Il en est d'abord ainsi de l'article L. 626-30, alinéa 4, du Code de commerce. Selon cette disposition, "le projet de plan adopté par les comités n'est soumis ni aux dispositions de l'article L. 626-12 (N° Lexbase : L4061HBZ), ni à celles des deuxième et troisième alinéas de l'article L. 626-18 (N° Lexbase : L4067HBA). Les collectivités territoriales et leurs établissements publics ne peuvent pas être membres du comité des principaux fournisseurs".

L'article L. 626-12 du code dispose que "sans préjudice de l'application des dispositions de l'article L. 626-18, la durée du plan est fixée par le tribunal. Elle ne peut excéder dix ans. Lorsque le débiteur est un agriculteur, elle ne peut excéder quinze ans".

L'article L. 626-18 du code, pour sa part, prévoit que "le tribunal donne acte des délais et remises acceptés par les créanciers dans les conditions prévues au deuxième alinéa de l'article L. 626-5 et à l'article L. 626-6. Ces délais et remises peuvent, le cas échéant, être réduits par le tribunal. Pour les autres créanciers, le tribunal impose des délais uniformes de paiement, sous réserve, en ce qui concerne les créances à terme, des délais supérieurs stipulés par les parties avant l'ouverture de la procédure qui peuvent excéder la durée du plan.
Le premier paiement ne peut intervenir au-delà d'un délai d'un an.
Au-delà de la deuxième année, le montant de chacune des annuités prévues par le plan ne peut, sauf dans le cas d'une exploitation agricole, être inférieur à 5 % du passif admis.
Pour les contrats de crédit-bail, ces délais prennent fin si, avant leur expiration, le crédit preneur lève l'option d'achat. Celle-ci ne peut être levée si, sous déduction des remises acceptées, l'intégralité des sommes dues en vertu du contrat n'a pas été réglée".
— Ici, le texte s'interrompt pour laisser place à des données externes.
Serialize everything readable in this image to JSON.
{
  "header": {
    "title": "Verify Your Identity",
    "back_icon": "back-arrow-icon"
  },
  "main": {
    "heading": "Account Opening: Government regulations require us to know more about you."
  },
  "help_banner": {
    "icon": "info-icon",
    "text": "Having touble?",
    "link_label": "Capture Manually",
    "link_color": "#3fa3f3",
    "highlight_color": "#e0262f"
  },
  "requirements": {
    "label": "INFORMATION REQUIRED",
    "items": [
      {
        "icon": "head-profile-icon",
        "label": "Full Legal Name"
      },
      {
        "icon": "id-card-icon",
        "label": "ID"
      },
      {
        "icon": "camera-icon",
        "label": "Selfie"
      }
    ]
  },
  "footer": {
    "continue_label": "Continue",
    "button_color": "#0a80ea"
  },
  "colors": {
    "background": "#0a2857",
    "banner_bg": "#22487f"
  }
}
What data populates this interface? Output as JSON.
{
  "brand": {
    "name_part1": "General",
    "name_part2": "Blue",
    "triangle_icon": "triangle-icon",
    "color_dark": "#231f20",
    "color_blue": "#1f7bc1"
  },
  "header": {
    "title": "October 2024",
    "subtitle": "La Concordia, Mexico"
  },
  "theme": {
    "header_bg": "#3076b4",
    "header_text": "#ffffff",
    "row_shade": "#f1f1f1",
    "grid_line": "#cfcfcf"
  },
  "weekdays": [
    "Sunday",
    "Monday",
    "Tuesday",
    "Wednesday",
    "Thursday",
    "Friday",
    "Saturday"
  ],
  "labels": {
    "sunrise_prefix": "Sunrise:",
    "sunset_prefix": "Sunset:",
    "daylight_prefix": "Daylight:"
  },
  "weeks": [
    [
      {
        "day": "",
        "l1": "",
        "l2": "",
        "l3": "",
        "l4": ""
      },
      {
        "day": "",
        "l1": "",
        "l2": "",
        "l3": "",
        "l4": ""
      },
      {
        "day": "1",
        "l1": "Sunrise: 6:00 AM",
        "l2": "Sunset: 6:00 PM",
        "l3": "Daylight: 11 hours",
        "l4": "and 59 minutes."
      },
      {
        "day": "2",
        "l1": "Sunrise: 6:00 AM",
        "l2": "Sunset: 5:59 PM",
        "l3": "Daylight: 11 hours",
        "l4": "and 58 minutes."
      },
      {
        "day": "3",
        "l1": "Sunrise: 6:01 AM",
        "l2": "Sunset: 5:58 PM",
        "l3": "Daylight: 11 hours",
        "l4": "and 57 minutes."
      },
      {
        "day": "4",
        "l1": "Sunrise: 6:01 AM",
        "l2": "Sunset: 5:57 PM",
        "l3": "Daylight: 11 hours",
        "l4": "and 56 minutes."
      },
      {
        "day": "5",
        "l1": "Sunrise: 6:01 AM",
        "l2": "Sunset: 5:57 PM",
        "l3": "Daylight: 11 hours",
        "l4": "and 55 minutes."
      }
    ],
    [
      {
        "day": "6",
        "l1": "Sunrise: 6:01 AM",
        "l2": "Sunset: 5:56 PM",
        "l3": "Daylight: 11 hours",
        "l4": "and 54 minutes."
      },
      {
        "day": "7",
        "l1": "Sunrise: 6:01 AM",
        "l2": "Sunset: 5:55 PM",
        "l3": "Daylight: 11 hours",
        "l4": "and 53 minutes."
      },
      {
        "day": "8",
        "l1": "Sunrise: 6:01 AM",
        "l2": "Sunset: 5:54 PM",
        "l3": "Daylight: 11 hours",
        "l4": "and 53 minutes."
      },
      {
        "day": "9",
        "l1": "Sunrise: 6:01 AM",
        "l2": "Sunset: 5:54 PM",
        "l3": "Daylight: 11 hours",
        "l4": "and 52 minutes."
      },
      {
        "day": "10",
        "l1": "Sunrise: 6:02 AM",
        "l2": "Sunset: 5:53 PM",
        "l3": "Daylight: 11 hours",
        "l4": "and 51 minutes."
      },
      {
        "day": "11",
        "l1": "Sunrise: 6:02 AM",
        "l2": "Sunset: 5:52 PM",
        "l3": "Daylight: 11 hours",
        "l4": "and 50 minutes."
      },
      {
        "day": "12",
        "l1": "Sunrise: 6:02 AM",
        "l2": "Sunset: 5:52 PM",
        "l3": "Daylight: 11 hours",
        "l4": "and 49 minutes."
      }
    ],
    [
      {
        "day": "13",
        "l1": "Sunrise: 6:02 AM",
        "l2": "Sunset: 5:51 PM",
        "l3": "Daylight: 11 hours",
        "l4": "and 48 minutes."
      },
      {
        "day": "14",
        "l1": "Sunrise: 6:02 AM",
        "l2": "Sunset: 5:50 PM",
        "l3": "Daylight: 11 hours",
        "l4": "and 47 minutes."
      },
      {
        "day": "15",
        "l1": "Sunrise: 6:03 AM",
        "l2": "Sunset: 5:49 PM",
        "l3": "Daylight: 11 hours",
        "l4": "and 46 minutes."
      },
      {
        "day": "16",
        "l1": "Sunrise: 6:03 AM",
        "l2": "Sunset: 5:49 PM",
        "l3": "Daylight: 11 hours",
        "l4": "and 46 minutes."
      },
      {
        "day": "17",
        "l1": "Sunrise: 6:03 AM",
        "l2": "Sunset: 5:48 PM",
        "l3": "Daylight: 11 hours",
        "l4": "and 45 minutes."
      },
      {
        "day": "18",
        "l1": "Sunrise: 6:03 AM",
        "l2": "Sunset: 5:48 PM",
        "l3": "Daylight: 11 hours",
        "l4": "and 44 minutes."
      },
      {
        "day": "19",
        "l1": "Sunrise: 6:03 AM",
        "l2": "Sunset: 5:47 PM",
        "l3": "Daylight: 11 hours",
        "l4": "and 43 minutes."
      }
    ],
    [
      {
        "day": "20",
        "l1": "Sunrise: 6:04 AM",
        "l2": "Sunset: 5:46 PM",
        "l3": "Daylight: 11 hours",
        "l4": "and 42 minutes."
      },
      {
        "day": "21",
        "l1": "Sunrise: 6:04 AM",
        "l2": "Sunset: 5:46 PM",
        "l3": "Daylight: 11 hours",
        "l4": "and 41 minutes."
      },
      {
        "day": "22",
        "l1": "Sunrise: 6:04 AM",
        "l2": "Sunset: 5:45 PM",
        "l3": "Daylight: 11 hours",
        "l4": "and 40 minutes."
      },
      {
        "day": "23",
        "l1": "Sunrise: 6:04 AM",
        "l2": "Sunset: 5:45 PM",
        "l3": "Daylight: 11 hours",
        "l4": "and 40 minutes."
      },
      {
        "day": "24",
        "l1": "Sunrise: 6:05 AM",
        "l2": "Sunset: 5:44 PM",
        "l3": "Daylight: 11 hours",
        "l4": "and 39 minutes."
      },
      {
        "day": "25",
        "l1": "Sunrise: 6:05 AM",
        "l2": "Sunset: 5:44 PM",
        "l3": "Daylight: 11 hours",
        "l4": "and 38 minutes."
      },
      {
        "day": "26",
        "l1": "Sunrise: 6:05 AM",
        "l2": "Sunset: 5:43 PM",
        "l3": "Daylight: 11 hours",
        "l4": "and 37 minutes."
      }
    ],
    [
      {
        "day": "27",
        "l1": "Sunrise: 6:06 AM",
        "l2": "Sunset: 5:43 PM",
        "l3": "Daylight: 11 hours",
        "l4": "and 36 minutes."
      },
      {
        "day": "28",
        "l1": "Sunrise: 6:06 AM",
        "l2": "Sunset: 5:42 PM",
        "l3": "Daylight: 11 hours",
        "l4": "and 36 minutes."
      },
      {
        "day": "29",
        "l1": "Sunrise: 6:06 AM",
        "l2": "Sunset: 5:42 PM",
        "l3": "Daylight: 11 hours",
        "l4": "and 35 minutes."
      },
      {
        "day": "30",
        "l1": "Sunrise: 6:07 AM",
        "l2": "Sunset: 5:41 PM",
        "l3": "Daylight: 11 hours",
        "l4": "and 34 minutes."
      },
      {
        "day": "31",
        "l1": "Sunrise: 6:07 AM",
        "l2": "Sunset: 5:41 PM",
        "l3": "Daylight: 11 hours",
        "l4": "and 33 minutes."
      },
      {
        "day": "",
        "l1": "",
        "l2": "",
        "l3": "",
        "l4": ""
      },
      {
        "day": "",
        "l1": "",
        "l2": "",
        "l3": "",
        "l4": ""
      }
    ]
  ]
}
Il faut comprendre que, lorsque le plan de sauvegarde est adopté, après vote favorable des comités de créanciers, le tribunal ne peut réduire les délais et remises acceptés par les créanciers. Le premier paiement peut intervenir bien après la date anniversaire du plan. La progressivité instituée pour le paiement des dividendes du plan, en prévoyant l'obligation à partir de la troisième année (au-delà de la deuxième) de payer au moins 5 % du passif, est écartée.
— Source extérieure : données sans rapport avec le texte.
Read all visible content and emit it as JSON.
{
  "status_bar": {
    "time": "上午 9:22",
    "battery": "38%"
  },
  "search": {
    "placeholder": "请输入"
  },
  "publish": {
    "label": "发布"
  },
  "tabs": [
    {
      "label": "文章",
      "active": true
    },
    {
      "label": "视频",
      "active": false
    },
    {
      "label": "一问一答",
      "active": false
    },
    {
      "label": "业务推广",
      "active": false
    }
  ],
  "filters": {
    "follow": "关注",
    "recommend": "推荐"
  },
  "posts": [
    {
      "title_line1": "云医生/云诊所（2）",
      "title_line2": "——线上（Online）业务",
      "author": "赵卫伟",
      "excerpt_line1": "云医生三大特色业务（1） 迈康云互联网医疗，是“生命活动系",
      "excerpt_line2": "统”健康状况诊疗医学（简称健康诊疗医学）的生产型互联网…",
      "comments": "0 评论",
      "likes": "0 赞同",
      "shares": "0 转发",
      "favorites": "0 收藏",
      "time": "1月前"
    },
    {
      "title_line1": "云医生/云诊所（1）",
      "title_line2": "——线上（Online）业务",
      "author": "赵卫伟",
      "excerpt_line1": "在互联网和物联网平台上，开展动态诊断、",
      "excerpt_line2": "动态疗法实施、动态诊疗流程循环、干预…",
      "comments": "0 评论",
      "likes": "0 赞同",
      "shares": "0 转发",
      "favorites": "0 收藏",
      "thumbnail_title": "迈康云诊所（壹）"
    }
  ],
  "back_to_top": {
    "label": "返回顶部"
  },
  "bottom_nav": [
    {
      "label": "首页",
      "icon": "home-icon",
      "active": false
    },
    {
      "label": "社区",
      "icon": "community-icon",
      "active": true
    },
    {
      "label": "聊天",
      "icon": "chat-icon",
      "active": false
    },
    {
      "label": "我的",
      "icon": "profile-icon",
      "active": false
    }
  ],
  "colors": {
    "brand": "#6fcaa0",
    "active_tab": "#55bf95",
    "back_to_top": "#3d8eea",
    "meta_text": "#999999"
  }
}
L'article L. 626-30, alinéa 4, du Code de commerce mérite, assurément, une interprétation stricte, en ce qu'il prévoit, dans l'hypothèse de l'adoption d'un plan de sauvegarde, après vote favorable des comités de créanciers, la mise à l'écart de certaines règles de droit commun de l'adoption d'un plan de sauvegarde. Lorsqu'il n'est pas question de ces règles particulières, écartées par le jeu de l'article L. 626-30, alinéa 4, du Code de commerce, le droit commun de la consultation des créanciers préparatoires à l'adoption d'un plan de sauvegarde doit être respecté. Or, force est de constater que le périmètre de la consultation des créanciers n'est pas différent, selon que l'adoption du plan intervient avec ou sans vote des comités de créanciers. Cette consultation a, donc, exactement le même périmètre. L'interprétation a contrario s'impose, ici, avec évidence. Dès lors qu'il n'est pas question de raisonner sur ces textes d'exception, le droit commun s'applique. Le droit commun, en la matière, est celui de l'adoption du plan de sauvegarde sans comités de créanciers.
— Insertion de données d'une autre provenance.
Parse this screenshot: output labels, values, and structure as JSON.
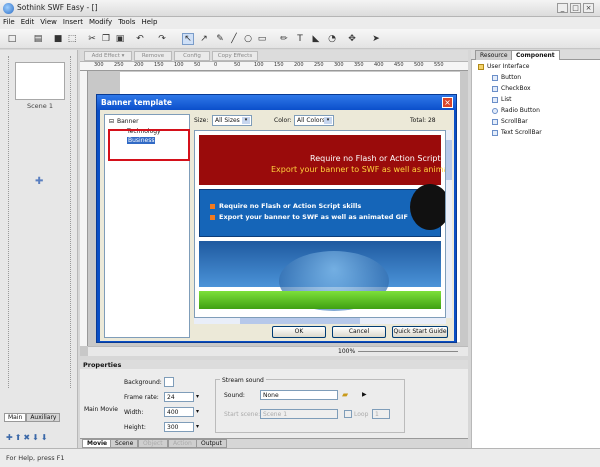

Un autre texte permet de conforter l'analyse. Il s'agit de l'article L. 626-34 du Code de commerce (N° Lexbase : L4083HBT), qui apparaît de première importance. Selon cet article, "lorsque l'un ou l'autre des comités ne s'est pas prononcé sur un projet de plan dans les délais fixés, qu'il a refusé les propositions qui lui sont faites par le débiteur ou que le tribunal n'a pas arrêté le plan en application de l'article L. 626-31 (N° Lexbase : L4080HBQ), la procédure est reprise pour préparer un plan dans les conditions prévues aux articles L. 626-5 à L. 626-7 afin qu'il soit arrêté selon les dispositions des articles L. 626-12 et L. 626-18 à L. 626-20 (N° Lexbase : L4069HBC). La procédure est reprise suivant les mêmes modalités, lorsque le débiteur n'a pas présenté ses propositions de plan aux comités dans les délais fixés". Ainsi, lorsque le plan n'est pas adopté avec vote des comités de créanciers, il faut appliquer les articles L. 626-5 à L. 626-7 du Code de commerce pour permettre, néanmoins, l'adoption du plan.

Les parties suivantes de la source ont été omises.